Door & Access Systems talked to UL and to two different officials with CSA, but could not confirm whether Autocloser conforms to all applicable UL and CSA standards.
Kent Pengelly, CSA manager of special investigations, says, “This is probably a manufacturer self-declaration which doesn’t mean much before regulatory bodies. If the CSA mark doesn’t appear on the product, that’s a pretty clear indication that it may be a manufacturer self-declaration. If they’re self-declared, they’re not CSA certified.”
Lisa Irvin responds to safety concerns, saying, “We believe that Autocloser provides the safest approach possible for unattended operation of a garage door.” She says Autocloser gives a 30-second warning beep when it is about to close the door. The audible warning is followed by a visual warning: the door begins to close and then stops.
“These warnings give an opportunity to press the disable button which will interrupt the closing process,” says Irvin.
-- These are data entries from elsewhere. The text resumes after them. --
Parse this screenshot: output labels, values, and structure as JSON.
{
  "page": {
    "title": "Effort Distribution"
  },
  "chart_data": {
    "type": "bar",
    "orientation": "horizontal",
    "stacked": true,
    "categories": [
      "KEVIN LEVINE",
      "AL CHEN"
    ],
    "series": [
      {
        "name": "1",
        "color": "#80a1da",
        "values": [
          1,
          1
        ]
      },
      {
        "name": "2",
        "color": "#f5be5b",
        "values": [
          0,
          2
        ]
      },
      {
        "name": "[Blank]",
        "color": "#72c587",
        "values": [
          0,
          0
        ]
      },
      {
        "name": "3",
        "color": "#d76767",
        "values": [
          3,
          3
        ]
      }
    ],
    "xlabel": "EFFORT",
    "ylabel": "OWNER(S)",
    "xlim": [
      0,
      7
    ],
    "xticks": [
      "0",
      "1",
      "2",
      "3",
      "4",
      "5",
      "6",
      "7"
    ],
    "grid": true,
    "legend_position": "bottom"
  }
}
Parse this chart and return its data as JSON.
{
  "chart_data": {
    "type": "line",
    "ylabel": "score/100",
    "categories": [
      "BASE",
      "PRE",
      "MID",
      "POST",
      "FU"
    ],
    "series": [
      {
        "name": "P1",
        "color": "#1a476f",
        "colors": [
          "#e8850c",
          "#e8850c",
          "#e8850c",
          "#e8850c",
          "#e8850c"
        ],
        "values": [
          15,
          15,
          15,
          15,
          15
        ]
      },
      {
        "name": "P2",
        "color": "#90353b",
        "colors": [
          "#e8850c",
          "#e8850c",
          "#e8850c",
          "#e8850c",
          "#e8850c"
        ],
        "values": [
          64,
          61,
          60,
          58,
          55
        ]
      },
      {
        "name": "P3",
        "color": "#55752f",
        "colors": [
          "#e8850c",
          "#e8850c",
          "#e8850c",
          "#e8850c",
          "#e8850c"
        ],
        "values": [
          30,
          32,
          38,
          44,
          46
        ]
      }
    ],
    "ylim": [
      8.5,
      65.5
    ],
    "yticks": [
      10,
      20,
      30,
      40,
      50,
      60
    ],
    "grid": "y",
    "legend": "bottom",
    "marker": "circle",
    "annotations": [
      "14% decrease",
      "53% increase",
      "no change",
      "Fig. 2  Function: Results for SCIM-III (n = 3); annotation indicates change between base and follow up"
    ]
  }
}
After the two warnings, she says the door is then completely closed while a warning beep sounds during the closing process. She adds that Autocloser does not override any of the opener’s reversing mechanisms, such as an interrupted photo-eye beam.
If the door cannot close, Autocloser will try to close the door two times. Irvin says Autocloser will then disable itself and remain disabled until it is reset.
A Global View
Irvin also says the auto-close concept “has been approved and available on garage door operators in Australia for some time.”
She’s right. A Web search confirms that auto-close is available in New Zealand and Australia on GDO brands such as B&D, Dominator, Merlin, and ATA. In England, an inherent auto-close feature is available on Henderson openers and possibly others.
Thus, on one side of the story, some auto-closing devices (such as Autocloser) seem to address several safety issues. And the concept of an auto-closing device, when inherent with the operator, has already earned acceptance in other countries.
Yet, in this country, UL 325 is king. And major GDO manufacturers are naturally reluctant to accept an add-on product that may affect the operation and safety of their openers and void their warranties.
“Unattended operation is a subject of much debate in our industry,” concludes Yan Rodriguez. “We believe that there are ways in which these features can be safely implemented in a garage door opener system.”
He adds that Wayne-Dalton and several other GDO manufacturers in DASMA are now drafting a set of rules and guidelines for the proper implementation and operation of these devices. And UL is waiting to hear from manufacturers so that “an appropriate consensus-development process” can create requirements.
Thus, the ending to this story likely lies with UL. However, until UL has announced final requirements about auto- or remote-closing devices, dealers might be wise to proceed with caution.
Joe Hetzel, DASMA technical director, urges dealers to check with their opener manufacturers before attaching such devices to an opener. Hetzel says DASMA will continue to keep dealers informed of progress in the current debate about unattended operation.